Rudi Klein’s article (17 September, page 57) suggesting that advisers who recommend traditional procurement routes could well be negligent reaches a striking conclusion. It is
also wrong.

Rudi’s starting point is that traditional procurement is wasteful, confrontational and ignores collaborative working practices. He poses an exam question involving design-and-build procurement where the successful contractor and its subbies are chosen after they have submitted the lowest priced bids. As often happens in design-and-build projects, the main designers - the architect and engineers - are novated to the contractor. The design they produced prior to novation is defective and inadequate and the project is hit by disputes and delays, resulting in the overall project cost doubling; a scenario that we are told occurs (with varying severity) on most construction projects in the UK.

Relying on Constructing Excellence’s demonstration projects, guidance from the Strategic Forum for Construction, the Wembley litigation between Multiplex and Mott MacDonald and a National Audit Office report from 2001, Rudi concludes: “In principle, all the weight of modern recommended practice supports the case that there has been a breach of the duty to take care” - the existence and breach of that duty being two key components to a negligence action. He also alleges that the advisers who recommended that procurement route (architects
and solicitors are singled out) can expect claims.

I should, at this stage, declare an interest.

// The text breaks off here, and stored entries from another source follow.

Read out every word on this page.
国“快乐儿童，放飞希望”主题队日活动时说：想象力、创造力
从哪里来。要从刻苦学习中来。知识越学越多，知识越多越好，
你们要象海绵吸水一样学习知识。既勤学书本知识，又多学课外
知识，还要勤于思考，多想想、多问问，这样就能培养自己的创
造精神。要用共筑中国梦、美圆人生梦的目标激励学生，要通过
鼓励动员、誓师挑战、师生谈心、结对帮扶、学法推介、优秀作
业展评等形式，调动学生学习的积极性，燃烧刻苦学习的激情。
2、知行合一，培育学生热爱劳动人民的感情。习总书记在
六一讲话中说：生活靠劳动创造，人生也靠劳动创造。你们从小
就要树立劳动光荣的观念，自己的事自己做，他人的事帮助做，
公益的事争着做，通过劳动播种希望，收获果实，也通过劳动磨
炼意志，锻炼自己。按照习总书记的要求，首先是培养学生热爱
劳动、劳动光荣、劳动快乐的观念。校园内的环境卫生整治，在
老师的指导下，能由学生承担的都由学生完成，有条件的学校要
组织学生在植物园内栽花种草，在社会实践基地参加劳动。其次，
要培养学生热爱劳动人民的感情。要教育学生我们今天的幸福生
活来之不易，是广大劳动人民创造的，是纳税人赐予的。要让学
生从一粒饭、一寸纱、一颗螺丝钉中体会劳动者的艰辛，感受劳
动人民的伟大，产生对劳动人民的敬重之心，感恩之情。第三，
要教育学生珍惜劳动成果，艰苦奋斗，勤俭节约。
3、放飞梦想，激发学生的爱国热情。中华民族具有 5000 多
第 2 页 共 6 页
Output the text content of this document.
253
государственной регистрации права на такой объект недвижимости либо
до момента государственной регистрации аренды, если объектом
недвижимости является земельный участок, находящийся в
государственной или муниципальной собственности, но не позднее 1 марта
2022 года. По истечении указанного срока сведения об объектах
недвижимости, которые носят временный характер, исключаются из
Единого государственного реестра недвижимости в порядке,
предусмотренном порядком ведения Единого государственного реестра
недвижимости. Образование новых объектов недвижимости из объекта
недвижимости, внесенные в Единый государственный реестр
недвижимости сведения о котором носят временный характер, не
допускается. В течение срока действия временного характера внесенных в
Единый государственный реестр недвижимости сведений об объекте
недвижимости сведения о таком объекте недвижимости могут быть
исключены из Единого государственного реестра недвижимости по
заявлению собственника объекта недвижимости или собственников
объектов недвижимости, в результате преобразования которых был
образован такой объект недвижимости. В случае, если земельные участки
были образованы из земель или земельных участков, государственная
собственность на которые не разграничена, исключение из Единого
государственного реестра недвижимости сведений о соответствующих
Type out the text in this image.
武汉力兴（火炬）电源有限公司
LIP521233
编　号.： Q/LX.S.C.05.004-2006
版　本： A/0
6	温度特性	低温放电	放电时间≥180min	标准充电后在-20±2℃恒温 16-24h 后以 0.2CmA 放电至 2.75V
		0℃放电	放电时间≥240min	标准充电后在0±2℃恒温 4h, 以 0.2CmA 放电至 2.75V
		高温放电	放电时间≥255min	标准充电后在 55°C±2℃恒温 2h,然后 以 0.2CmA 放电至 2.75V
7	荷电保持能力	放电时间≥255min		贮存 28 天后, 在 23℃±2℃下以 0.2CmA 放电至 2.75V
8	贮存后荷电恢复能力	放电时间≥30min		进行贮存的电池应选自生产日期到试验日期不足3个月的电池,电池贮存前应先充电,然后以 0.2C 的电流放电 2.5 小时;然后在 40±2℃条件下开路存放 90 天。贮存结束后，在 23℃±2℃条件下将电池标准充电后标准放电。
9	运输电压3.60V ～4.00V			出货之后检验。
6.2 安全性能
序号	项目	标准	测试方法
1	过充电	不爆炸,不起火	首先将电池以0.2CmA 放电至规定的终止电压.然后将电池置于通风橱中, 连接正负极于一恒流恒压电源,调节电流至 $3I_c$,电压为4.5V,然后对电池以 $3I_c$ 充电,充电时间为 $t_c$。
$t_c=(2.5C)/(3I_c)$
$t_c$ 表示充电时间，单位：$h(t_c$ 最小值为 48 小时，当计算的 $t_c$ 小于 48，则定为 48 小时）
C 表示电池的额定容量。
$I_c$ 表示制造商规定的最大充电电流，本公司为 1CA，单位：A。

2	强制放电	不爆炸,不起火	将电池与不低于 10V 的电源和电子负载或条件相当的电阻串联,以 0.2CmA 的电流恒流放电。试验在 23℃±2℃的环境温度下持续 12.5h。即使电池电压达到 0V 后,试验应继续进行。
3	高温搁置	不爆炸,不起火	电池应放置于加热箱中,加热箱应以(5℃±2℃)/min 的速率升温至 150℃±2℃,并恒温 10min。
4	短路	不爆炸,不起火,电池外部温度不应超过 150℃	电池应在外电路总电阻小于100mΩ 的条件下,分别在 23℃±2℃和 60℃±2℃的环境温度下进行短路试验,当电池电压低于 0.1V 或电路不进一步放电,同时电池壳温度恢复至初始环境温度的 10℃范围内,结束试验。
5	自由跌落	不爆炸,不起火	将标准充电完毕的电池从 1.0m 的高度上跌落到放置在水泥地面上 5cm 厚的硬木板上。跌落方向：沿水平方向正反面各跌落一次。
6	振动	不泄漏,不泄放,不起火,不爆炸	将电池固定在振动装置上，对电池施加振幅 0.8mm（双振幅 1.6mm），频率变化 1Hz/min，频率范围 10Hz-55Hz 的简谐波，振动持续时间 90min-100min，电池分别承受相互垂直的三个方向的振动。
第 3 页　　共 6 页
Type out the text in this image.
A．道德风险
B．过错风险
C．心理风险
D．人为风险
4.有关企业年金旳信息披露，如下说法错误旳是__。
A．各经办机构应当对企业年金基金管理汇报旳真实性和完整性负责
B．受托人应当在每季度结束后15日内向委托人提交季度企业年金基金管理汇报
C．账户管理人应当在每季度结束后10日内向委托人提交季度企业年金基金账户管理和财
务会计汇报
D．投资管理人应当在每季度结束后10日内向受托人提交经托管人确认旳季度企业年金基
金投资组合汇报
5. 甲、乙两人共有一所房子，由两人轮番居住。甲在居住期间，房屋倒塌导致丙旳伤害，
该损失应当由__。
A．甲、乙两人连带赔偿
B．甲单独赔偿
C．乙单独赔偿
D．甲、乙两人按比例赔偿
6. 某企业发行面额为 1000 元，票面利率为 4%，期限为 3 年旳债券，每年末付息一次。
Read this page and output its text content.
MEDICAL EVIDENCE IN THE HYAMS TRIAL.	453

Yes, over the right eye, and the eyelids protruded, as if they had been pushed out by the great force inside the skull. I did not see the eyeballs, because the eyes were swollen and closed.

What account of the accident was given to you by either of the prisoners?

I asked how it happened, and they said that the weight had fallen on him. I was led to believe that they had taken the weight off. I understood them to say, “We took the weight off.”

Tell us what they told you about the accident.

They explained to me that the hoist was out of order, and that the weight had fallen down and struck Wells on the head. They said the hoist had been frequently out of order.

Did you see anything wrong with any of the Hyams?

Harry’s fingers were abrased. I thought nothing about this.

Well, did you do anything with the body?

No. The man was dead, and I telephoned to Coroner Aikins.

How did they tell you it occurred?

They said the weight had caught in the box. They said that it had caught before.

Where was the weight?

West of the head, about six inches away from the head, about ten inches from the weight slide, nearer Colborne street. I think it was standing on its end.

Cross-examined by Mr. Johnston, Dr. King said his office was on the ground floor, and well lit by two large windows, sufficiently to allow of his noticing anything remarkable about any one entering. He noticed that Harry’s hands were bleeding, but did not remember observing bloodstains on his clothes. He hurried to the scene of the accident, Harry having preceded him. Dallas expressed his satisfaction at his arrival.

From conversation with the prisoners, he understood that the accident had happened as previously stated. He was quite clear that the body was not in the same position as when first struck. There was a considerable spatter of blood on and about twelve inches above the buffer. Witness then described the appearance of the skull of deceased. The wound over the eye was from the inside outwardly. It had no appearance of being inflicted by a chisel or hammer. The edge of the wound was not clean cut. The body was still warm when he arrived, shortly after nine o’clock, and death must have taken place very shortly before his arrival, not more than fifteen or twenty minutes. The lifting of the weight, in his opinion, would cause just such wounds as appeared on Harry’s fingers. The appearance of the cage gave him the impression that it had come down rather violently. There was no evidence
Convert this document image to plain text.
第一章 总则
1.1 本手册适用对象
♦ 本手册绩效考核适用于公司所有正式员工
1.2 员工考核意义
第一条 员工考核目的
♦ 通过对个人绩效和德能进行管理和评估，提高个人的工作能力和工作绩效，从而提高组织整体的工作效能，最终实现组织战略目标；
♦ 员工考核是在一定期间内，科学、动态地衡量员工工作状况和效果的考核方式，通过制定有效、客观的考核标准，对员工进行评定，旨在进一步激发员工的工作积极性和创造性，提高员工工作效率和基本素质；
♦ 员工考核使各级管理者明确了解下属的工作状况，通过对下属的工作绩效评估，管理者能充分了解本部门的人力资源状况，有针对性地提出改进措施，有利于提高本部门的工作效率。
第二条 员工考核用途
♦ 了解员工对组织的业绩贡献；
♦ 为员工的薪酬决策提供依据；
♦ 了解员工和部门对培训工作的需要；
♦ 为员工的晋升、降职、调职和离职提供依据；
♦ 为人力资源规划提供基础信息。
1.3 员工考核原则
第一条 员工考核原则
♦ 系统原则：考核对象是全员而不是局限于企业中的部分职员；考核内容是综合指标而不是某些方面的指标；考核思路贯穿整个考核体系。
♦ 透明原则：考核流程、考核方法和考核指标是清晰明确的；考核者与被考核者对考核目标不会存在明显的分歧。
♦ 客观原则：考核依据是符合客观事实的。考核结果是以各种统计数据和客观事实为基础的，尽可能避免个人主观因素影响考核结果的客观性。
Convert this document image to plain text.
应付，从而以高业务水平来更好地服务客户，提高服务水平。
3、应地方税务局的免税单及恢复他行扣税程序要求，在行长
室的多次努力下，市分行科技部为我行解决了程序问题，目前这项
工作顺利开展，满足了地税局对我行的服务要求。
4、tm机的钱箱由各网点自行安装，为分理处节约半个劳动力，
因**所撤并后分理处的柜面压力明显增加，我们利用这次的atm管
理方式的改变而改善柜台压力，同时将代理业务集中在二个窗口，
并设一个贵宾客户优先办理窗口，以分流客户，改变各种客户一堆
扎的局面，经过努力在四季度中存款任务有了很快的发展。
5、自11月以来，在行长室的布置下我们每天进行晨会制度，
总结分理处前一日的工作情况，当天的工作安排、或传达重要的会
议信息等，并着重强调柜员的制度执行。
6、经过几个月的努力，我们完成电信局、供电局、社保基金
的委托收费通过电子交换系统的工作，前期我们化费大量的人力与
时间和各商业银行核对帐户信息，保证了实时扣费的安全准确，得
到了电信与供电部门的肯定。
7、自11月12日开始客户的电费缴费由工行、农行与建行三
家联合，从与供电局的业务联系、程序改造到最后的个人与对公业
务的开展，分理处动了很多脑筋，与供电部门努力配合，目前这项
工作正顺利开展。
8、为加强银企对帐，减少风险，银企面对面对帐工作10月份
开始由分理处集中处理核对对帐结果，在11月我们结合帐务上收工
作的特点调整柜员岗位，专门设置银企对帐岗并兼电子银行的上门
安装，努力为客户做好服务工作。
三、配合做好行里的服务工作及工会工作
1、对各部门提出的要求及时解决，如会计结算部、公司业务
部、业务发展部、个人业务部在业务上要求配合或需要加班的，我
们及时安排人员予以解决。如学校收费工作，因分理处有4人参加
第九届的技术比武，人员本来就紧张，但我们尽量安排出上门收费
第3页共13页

I often assist clients involved in what Rudi would categorise as traditional procurement. And I don’t think that my firm or other construction
solicitors doing similar work are negligent.

Here’s why.

There are three legal hoops to jump through to establish a claim in negligence: that the wrongdoer owed a duty of care, that the duty was breached and that the breach caused the innocent party (the client in this case) loss. I accept that I owe the client a duty of care; broadly speaking, to act to the standard of a reasonably competent construction solicitor. I also owe a similar duty as a result of my contract with my client.

Have I breached my duty of care?
This is a difficult argument for Rudi to prove, notwithstanding the evidence he cites. There are lots of reasons why, not least that many solicitors help clients with projects like this. Rudi
may not like it, but there is a strong body of opinion that the traditional method of procuring buildings, despite its flaws, still has a role to play. While that opinion exists, a negligence case is difficult to prove.

More importantly, it would be rare for the solicitor’s advice on its own to decide the procurement route taken by the client. We certainly have input, we explain the legal issues that may arise and draft and negotiate the contracts, but we don’t make the decision. Our clients - many of whom are informed and experienced purchasers of construction services - decide which course of action they want to pursue.

That said, let’s assume I have breached that duty of care. Has my defective advice caused my client its loss? This is an even bigger hurdle for Rudi to overcome. Key to his argument is that the contract documents - and the balance of risk and reward they establish - are the sole cause of the delay and disruption.

But not even the most arrogant of lawyers would ascribe that much power and influence to the contracts they draft. In Rudi’s example, poor decisions by the contractor and subcontractor and the defective design appear to be the root cause of the problems. Indeed, the lawyers may have helped the contractor and the client get adequate compensation.
A well-drafted deed of novation and the client’s collateral warranties will ensure that both have recourse against the architect and engineer for any defects or inadequacies in their design.
I accept traditional procurement has its problems. But the lawyers aren’t one of them.